The world’s largest private collection of fabled Faberge Imperial Easter Eggs will be sold by the Forbes publishing family this spring as part of a rare Faberge collection valued at up to $120 million.
“The sale of any one of these eggs would be an event. The sale of nine is unprecedented,” David Redden, vice chairman of Sotheby’s, said Thursday.
Sotheby’s said the eggs and 180 other Faberge pieces collected by the late Malcolm Forbes would be offered in New York on April 20 and 21 and could fetch $90 million to $120 million.
The eggs, a standard for rare treasures, were first commissioned by Russian Tsar Alexander III from the House of Faberge master crafters in 1885 as Easter gifts for his wife, Tsarina Maria Feodorovna. The tradition continued for 30 years in the Romanov imperial family.

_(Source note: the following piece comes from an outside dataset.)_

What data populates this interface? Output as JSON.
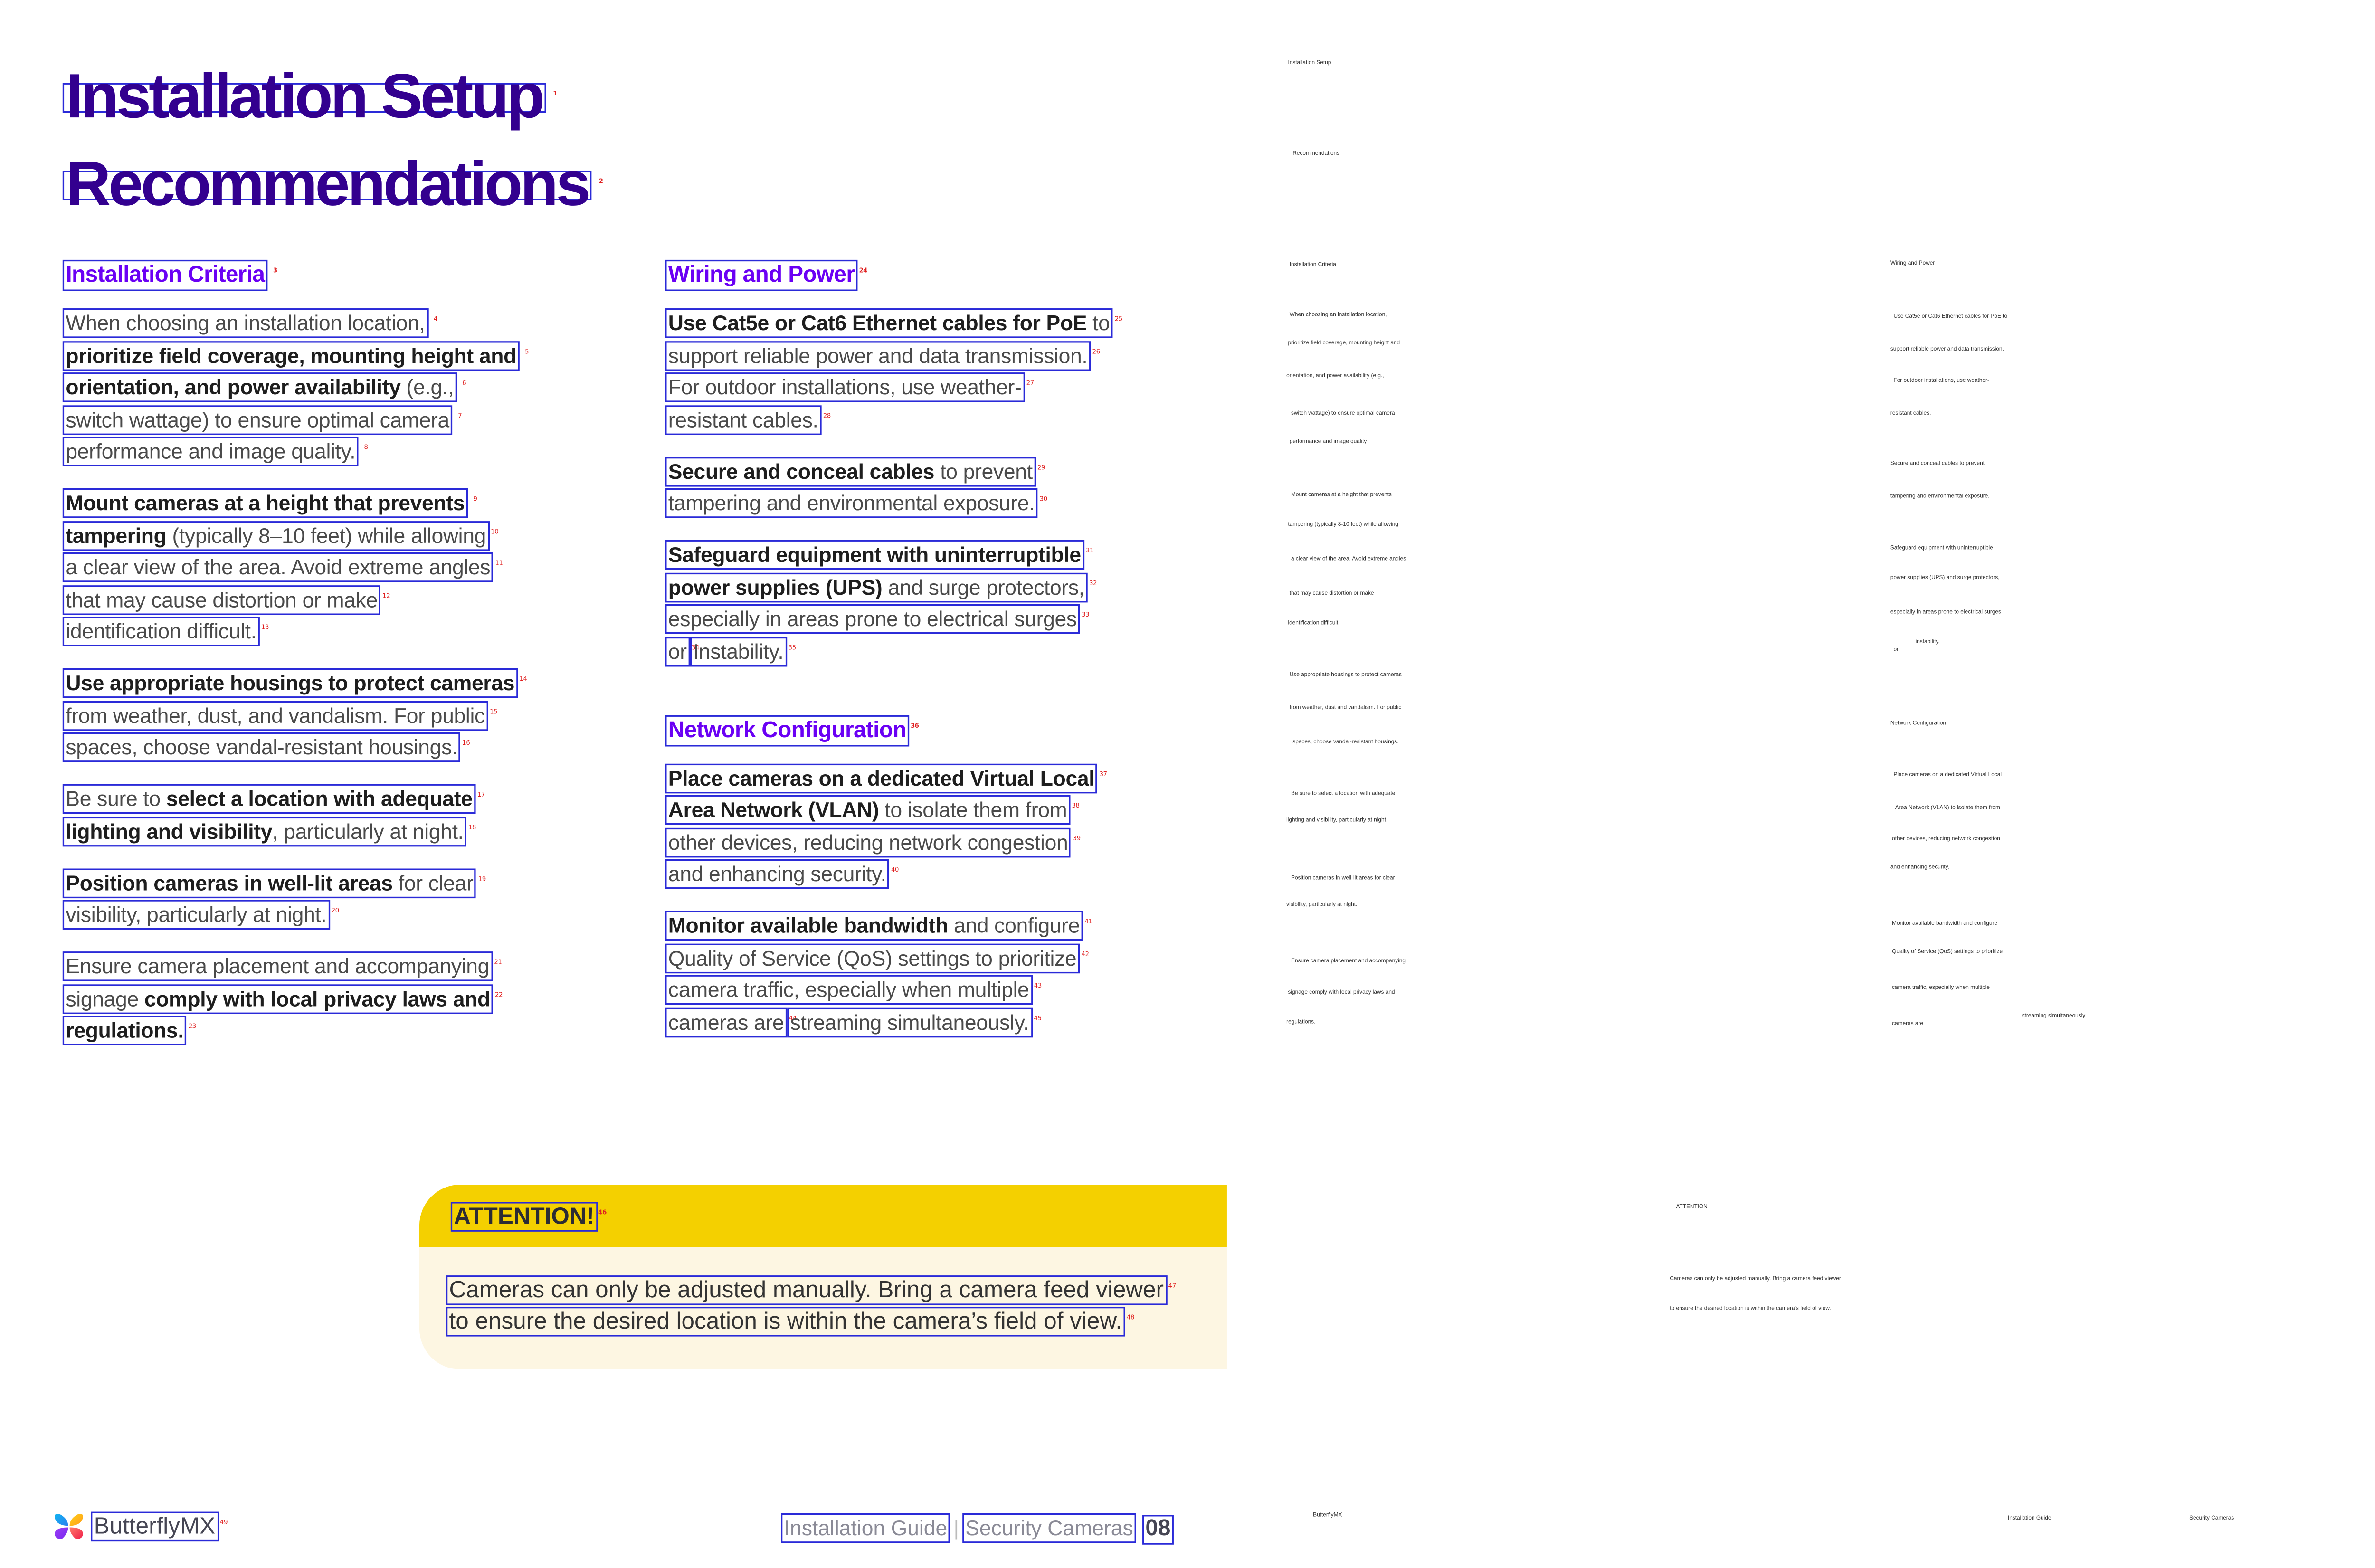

The eggs, alone expected to draw between $65 million and $95 million, will be displayed at Sotheby’s from April 12.
50 in existence
There are 50 Imperial Easter Eggs in the world, including the nine owned by the Forbes family. There are 10 in the Moscow Kremlin Collection, the Virginia Museum of Fine Arts in the United States has five and Britain’s Queen Elizabeth owns three. The others are in the United States, Switzerland and Monaco, but eight are unaccounted for.
Only seven have been auctioned in the last 65 years, according to Sotheby’s.
Forbes, publisher of Forbes Magazine, collected the Imperial eggs and other objects made by the House of Faberge. They have been displayed at Forbes Galleries and shows worldwide since his death 14 years ago.
According to Sotheby’s Faberge expert, Gerard Hill, Forbes’ ambition was to surpass the Kremlin’s collection. The Soviet Union began selling the eggs in the 1930s.
The family said in a statement that Forbes had left it to his children to decide whether or not to sell one of the collections, but he hoped that it would be auctioned.
“The family has now decided it is time to make this unique treasure trove available to other collectors so they may have the thrill of owning a rare and exquisite work of Faberge,” the statement said. “Also, the sale will allow each of us to pursue our own individual interests.”
Sotheby’s Redden said he expects the auction to generate interest from buyers around the world, especially Russia.
The last Faberge Imperial Egg to go on auction was sold for $9.57 million at Christie’s in April 2002.
The highlight of April’s auction will be the Coronation Egg, which is 5 inches high and was commissioned by Nicholas II after he was crowned in Moscow to present to his tsarina on Easter in 1897.
The egg is made of gold colored enamel and mounted with trelliswork of diamond-set imperial eagles. Inside a velvet-lined compartment is a replica of the royal coach.